Now, he and the two doctors want paramedics to handle Suboxone themselves and offer the film version to patients on-scene.

“What we want to do is provide them something that will help them cope with their every day and give them time to get into a treatment program,” Murphy says.

The hope is that the drug therapy will get patients into a clearer state of mind and choose to continue on the path to sobriety through the regional hospital.

BETTER PATHWAY TO SOBRIETY

Murphy’s research shows 74 per cent of people who undergo opioid agonist therapies like buprenorphine stay in addictions treatment programs. He says patients are more likely to find a job, have stable housing and keep their families together.

But to make paramedics qualified to handle the drug, Ontario’s Ministry of Health needs to approve it.

Murphy presented his research and recommendations to the Ontario Base Hospital group, which manages paramedic health care in the province, to what he called overwhelming support.

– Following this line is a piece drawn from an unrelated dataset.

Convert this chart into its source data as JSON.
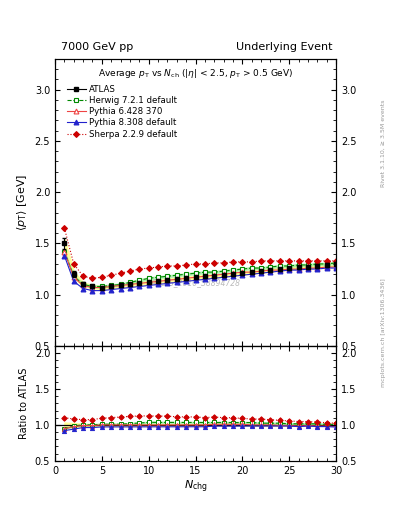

The group will now be requesting that the ministry allow CDEMS to pilot the program.

FIRST PROGRAM OF ITS KIND IN CANADA

Marion-Bellemare and Samson got the idea from an EMS in New Jersey.

As far as they and Murphy can tell, no paramedic service in Canada is doing this right now. So if CDEMS takes it on, it would be the first program of its kind in the country.

“We will be ready to start, as soon as the ministry says go for it,” Murphy says.

The hope is to get approval to pilot the program in the New Year. He’s already training his paramedics on what buprenorphine is and how they would administer it in the field.

If all goes well, Murphy wants to roll the program out across Ontario and offer his insights to as many paramedic services that will hear him out.

“It’ll be a great feeling to see that we’re actually making a difference for these people,” Murphy says.

“We see them at their worst. We want to see them better.”